Transdermal patches comprise four parts:

  • A waterproof covering sheet
  • A matrix or reservoir of the active ingredient, which houses the drug
  • An adhesive
  • A plastic sheet that doctors will remove before applying the patch

Some patches differ from others, mainly in the way the drug is stored and the way it’s released. Thus, there are basically three types of transdermal patches:

  • Reservoir systems. The patch disperses the active ingredient through another substance and then releases it through a membrane. There are patches made of polypropylene, ethylene-vinyl-acetate copolymer, and also non-porous membrane.
  • Matrix systems. The active ingredient is in a matrix and has a diffusing action, without the aid of a semi-permeable membrane.
  • Mixed systems. These combine the two previous types.
A skin patch.

Uses of transdermal patches

Currently, doctors can treat several diseases, symptoms, and problems by using transdermal patches. Among them, different types of pain, tobacco addiction, Alzheimer’s disease, Parkinson’s disease, and also several other applications.

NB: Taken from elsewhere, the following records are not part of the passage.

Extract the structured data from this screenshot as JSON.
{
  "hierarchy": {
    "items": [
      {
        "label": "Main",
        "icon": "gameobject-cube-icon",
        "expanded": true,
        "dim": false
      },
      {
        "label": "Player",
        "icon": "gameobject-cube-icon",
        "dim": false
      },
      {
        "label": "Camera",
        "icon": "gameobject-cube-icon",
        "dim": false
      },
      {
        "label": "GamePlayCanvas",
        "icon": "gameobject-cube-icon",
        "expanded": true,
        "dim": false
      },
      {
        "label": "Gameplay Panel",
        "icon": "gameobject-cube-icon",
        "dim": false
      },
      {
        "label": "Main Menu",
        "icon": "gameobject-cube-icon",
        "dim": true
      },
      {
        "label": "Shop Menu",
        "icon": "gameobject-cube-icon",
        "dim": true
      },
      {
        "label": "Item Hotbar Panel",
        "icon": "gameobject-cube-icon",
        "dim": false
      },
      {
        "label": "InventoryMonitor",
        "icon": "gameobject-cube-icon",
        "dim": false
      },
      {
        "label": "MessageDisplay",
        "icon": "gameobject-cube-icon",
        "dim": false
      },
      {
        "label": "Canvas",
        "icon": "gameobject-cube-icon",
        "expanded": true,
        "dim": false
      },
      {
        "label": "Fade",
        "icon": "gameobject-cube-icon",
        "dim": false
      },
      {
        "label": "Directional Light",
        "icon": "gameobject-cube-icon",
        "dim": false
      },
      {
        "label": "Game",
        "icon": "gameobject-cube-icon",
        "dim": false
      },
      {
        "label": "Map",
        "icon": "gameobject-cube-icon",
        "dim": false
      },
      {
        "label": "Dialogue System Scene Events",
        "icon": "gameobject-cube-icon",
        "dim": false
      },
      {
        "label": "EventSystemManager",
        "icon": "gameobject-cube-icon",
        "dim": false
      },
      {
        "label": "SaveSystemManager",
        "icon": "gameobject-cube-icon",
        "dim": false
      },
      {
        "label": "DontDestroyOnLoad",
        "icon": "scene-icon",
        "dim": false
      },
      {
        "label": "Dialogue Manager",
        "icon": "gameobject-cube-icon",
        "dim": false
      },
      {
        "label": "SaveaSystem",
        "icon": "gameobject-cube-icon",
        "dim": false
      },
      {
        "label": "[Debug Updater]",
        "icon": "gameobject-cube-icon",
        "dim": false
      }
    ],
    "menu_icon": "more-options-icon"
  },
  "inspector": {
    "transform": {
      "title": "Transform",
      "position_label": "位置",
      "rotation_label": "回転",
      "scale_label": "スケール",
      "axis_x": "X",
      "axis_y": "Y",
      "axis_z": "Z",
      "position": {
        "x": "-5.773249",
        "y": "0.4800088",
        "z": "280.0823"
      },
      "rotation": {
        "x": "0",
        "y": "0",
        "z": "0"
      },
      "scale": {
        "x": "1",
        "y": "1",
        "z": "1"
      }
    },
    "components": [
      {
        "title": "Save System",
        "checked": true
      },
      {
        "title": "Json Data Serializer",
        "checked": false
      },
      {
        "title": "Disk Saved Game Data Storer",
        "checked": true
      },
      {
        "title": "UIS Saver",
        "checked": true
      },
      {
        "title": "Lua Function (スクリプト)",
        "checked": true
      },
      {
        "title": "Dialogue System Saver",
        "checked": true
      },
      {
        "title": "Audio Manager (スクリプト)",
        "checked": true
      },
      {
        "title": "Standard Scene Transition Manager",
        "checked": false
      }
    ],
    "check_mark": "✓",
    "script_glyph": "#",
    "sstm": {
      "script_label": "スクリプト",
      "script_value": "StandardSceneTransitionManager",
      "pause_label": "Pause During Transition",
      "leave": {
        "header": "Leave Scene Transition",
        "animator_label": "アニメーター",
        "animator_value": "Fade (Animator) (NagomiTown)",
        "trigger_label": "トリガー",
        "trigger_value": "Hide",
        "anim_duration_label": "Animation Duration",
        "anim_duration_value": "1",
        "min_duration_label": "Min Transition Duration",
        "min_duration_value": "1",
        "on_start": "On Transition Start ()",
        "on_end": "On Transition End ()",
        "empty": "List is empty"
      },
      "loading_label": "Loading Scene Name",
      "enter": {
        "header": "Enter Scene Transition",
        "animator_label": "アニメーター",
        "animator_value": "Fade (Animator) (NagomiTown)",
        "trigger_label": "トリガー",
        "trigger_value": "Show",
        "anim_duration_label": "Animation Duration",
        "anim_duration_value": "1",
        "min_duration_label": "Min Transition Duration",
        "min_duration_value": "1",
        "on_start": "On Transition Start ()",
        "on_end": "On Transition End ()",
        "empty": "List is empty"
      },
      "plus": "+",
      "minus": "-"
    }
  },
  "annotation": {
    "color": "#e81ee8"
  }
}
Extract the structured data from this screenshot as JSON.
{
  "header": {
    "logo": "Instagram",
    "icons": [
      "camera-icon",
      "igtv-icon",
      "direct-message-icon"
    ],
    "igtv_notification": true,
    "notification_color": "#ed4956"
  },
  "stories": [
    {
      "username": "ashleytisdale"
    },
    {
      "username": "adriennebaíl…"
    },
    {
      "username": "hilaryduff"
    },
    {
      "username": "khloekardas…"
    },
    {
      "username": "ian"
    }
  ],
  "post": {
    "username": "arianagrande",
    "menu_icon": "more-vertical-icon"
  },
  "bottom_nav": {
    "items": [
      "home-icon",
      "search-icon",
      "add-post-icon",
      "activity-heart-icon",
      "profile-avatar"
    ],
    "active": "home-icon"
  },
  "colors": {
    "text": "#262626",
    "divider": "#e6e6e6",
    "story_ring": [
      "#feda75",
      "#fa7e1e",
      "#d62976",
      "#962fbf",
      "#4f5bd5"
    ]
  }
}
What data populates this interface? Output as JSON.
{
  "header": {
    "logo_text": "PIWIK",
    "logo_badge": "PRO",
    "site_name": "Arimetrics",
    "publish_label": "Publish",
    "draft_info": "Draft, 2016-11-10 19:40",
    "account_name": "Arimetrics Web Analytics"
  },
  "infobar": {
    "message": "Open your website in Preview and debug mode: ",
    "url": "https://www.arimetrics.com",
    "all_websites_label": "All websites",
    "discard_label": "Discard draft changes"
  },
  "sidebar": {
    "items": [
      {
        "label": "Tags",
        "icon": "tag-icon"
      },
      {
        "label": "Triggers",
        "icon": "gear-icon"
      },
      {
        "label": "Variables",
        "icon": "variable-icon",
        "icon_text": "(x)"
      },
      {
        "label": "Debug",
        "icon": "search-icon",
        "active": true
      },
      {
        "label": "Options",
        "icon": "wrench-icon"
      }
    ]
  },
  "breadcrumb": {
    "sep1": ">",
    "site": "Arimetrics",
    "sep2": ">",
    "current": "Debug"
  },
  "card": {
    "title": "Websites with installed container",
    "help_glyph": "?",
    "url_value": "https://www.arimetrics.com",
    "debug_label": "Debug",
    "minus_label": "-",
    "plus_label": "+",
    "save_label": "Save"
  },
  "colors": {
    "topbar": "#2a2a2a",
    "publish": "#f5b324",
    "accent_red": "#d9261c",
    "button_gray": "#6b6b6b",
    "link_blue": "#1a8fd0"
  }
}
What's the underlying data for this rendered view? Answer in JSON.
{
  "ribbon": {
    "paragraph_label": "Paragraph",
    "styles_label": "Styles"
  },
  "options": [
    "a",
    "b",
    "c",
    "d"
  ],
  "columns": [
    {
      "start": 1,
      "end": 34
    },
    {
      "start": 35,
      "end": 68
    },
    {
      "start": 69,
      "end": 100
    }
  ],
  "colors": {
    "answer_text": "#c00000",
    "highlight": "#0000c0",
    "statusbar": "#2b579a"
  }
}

Overall, the most commonly administered active ingredients in patch form are:

  • Fentanyl and Buprenorphine. Doctors use these opiates for analgesic purposes.
  • Nicotine. To help overcome addiction to tobacco.
  • Ethinylestradiol + Norelgestromine. For contraceptive purposes.
  • Estradiol, norethisterone. Used as a hormonal treatment during menopause.
  • Testosterone. To treat the effects of surgical menopause.
  • Rotigotine. For the treatment of Parkinson’s.
  • Rivastigmine. For the treatment of Alzheimer’s disease.

Also, there are several transdermal patches for cosmetic purposes. Among them, we can find body fat reducers, skin tighteners, and anti-cellulite.

Here’s another interesting article for you: Prevent Cellulite and Get Firmer Skin: 11 Habits

Other information of interest

The Food and Drug Administration (FDA) has warned us about drugs that require special caution when administered transdermally. These are mainly contraceptives, opioid analgesics, and also rivastigmine.

Overall, the main advantages of these patches are:

  • They facilitate the administration of drugs to people who have difficulty taking them orally.
  • They offer more constant and sustained levels of the drug in the blood.
  • Also, by using them, we prevent the metabolization of the drug through the liver, thus limiting several different potential side effects.
  • Sometimes, they allow for a reduction in the frequency of administration and also improve compliance with the dosage.

Overall, the main disadvantage of these patches is that they sometimes produce an allergic reaction on the skin. Likewise, when an adverse reaction appears, it takes longer to disappear. They can also be aesthetically uncomfortable and are doctors are only able to use them with a small group of drugs.